Blog>
Snippets

Implementing Route Guards for Authentication

Provide an example of using route guards with TanStack Router to prevent access to certain areas of an application based on user authentication status.
import { createBrowserRouter, RouterProvider } from 'tanstack/react-router';
First, import the necessary functions from TanStack Router.
const requireAuth = async ({ params }) => {
  // Mocking an auth check
  const isAuthenticated = await checkAuth();
  if (!isAuthenticated) {
    throw new Response(null, { status: 401, statusText: 'Unauthorized' });
  }
};
Define a route guard function `requireAuth` that simulates checking if a user is authenticated.

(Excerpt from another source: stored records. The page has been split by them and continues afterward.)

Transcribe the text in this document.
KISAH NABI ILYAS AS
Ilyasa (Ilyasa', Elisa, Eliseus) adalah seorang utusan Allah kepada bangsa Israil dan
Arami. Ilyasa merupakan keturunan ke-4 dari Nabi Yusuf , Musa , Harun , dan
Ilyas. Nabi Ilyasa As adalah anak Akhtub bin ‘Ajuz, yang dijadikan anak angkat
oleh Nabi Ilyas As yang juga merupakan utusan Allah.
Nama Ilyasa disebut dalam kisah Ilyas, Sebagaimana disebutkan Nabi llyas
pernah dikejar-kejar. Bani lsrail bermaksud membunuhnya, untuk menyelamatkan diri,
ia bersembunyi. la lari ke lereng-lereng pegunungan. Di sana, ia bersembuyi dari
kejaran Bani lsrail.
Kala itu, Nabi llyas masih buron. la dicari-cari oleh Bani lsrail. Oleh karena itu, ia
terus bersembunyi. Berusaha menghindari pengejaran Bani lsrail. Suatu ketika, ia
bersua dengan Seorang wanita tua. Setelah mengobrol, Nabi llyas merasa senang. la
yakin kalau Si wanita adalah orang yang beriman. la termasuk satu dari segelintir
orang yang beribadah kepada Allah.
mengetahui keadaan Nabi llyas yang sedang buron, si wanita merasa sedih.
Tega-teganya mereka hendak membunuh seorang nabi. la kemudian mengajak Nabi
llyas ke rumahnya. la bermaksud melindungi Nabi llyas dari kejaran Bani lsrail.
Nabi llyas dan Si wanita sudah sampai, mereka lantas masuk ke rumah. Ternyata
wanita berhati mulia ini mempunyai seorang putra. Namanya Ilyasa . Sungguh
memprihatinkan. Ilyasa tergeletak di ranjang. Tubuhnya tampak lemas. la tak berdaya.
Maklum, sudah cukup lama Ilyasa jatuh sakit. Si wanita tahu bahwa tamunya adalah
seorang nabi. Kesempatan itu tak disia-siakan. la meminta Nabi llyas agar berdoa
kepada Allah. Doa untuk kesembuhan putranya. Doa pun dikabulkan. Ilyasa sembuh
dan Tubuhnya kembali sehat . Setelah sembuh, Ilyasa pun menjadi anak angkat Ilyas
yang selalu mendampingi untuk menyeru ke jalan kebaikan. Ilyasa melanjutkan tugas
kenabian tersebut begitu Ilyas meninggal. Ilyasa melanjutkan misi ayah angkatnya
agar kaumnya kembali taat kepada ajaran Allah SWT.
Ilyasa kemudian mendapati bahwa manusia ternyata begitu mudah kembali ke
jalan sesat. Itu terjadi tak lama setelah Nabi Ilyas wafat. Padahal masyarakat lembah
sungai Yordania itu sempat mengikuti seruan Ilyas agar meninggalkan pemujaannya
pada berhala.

If not, it throws an Error, preventing access.
const checkAuth = () => {
  // Mocked authentication check
  return Promise.resolve(true); // or false to simulate unauthenticated
};
In this example, `checkAuth` is a mocked function that should asynchronously check the user's authentication status.
const router = createBrowserRouter([
  {
    path: '/',
    element: <HomePage />,
    loader: requireAuth
  },
  {
    path: '/login',
    element: <LoginPage />
  }
]);
Create routes with TanStack Router, where the home page route uses `requireAuth` to check if the user can access the route.
function App() {
  return <RouterProvider router={router} />;
}
Finally, integrate the router with your application by rendering `RouterProvider`.